The idea was, because the event was organized around prairie conservation, a full range of prairie wildlife should be on the menu, Jasmer said.
He and a colleague had shot the prairie dogs themselves.
“I removed hind and a few front quarters, skinned and froze them,” Jasmer said. “When I skinned out the individual quarters of the rodents, I left the feet and ‘claws’ on to differentiate them from grouse drumsticks — and because they looked cooler that way.”
However, the cooking process produced some frightening-looking results.
“I had not anticipated that the heat of the grill would cause their tendons to tighten and pull the toes and nails into a rather scary and sad contracted claws. This alone put a few people off from sampling them. But they also served as nifty toothpicks,” Jasmer said.
His own personal assessment is that the prairie dog hindquarters, while certainly palatable, weren’t exactly a delicacy.
“They certainly weren’t as good as the bison steak we had a little bit later,” he said. “And I’m not going to lie and tell people they tasted like chicken.”
Watch Out For Those Fleas
If anybody is considering shooting and cooking some prairie dogs for themselves, Jasmer adamantly advises they watch out for fleas on the animals’ hides.
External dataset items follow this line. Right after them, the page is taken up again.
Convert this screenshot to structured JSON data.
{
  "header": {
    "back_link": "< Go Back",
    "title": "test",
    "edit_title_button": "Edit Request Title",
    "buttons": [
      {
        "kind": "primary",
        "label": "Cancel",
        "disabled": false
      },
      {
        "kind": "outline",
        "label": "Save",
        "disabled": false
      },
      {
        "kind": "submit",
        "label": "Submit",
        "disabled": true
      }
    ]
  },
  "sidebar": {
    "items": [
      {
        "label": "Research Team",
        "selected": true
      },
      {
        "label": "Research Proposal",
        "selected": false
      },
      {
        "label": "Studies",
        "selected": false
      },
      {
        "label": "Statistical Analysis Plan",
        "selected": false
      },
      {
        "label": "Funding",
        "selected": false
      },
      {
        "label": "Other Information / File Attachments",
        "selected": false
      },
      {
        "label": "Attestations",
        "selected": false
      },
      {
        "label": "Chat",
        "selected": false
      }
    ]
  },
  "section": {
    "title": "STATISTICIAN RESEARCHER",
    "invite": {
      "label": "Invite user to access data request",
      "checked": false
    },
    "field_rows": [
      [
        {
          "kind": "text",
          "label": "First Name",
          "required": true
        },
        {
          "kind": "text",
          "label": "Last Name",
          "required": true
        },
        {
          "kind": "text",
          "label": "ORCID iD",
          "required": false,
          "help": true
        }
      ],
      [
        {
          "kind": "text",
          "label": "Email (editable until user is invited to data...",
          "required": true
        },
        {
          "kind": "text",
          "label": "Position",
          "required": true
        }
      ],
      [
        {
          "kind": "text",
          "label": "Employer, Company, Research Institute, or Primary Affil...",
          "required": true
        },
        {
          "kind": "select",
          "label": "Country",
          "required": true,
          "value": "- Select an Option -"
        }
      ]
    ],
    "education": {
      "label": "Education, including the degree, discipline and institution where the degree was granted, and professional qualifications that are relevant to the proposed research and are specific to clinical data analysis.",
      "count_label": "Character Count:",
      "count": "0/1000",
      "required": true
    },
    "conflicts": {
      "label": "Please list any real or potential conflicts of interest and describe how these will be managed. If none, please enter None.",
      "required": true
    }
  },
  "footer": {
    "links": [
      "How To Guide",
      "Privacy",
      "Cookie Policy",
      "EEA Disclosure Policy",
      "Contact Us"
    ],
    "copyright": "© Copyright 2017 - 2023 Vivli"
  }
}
Prairie dogs can sometimes carry the plague, which can be transmitted to humans through flea bites.
It’s best to wait for cooler weather, and to hang back and let the prairie dog carcasses cool off before skinning them, Jasmer said.
“We did shoot them during the fall, when there were cooler temperatures. And we shot them out of a prairie dog town that looked healthy. When plague hits a prairie dog town, it tends to wipe them out,” he said.
“We let them cool down quite a bit after we shot them. Fleas tend to jump ship when a carcass cools,” he added.
Better Than Ducks
So, when prepared properly, prairie dog isn’t nearly as bad as some people imagine it to be, Jasmer said. Although he’s still more fond of the Wyoming elk steaks from his family’s recent hunt.
He added that he also enjoys duck hunting, which South Dakota is famous for, but he tends to give his ducks away to other people because he thinks the meat has a gamey “liver” flavor to it.
“I’d still eat a prairie dog before I’d eat duck,” he said.